LAUSR

This study presents a methodology using the correlation of numerical diffusion with the standard two-fluid model to simulate the separated two-phase flow (gas–liquid) in a pipe. Firstly, different numerical schemes are examined to investigate the flow characteristics through the water faucet problem. For this, the shock-capturing method is developed to an algorithm scripted in Fortran; and the Force (first-order centred) scheme is selected for the models used in this work, due to the higher accuracy and less computations. For validation of the simulations, the results of instability range are compared to the calculations using the classic Kelvin–Helmholtz instability equation; and then, the methodology is used to evaluate the slug flow initiation and growth in a horizontal pipe. The results showed that the instability range is affected by the wavelengths as a decrease in the wavelengths led to inconsistency of the range.
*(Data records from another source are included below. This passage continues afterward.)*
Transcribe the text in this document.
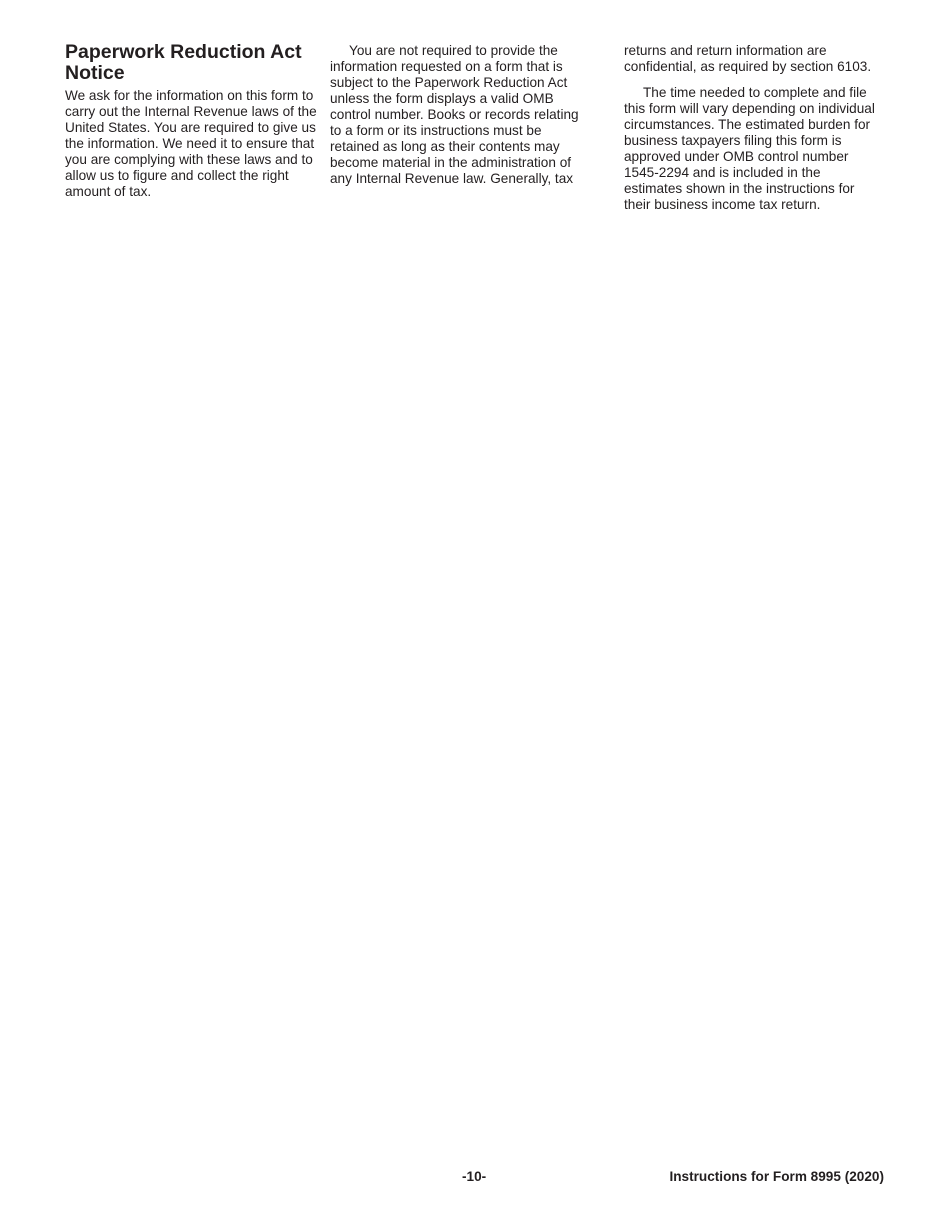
Paperwork Reduction Act
Notice
We ask for the information on this form to
carry out the Internal Revenue laws of the
United States. You are required to give us
the information. We need it to ensure that
you are complying with these laws and to
allow us to figure and collect the right
amount of tax.
You are not required to provide the
information requested on a form that is
subject to the Paperwork Reduction Act
unless the form displays a valid OMB
control number. Books or records relating
to a form or its instructions must be
retained as long as their contents may
become material in the administration of
any Internal Revenue law. Generally, tax
returns and return information are
confidential, as required by section 6103.
The time needed to complete and file
this form will vary depending on individual
circumstances. The estimated burden for
business taxpayers filing this form is
approved under OMB control number
1545-2294 and is included in the
estimates shown in the instructions for
their business income tax return.
-10-	Instructions for Form 8995 (2020)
It is found that the short-wavelength perturbations induce the unbounded growth rates, and this halts the convergence of results. To remedy this deficiency, the methodology introduced in this study showed an excellent ability to damp the unbounded growth of instabilities, where the standard model is not well-posed. Indeed, comparing the flow property diagrams for the two studied conditions showed that the wavelengths below the specified cut-off are stabilized, and the converged results are achieved for the flow properties. Finally, for the slug flow initiation, a very good agreement is achieved between the results from the introduced approach and the experimental results.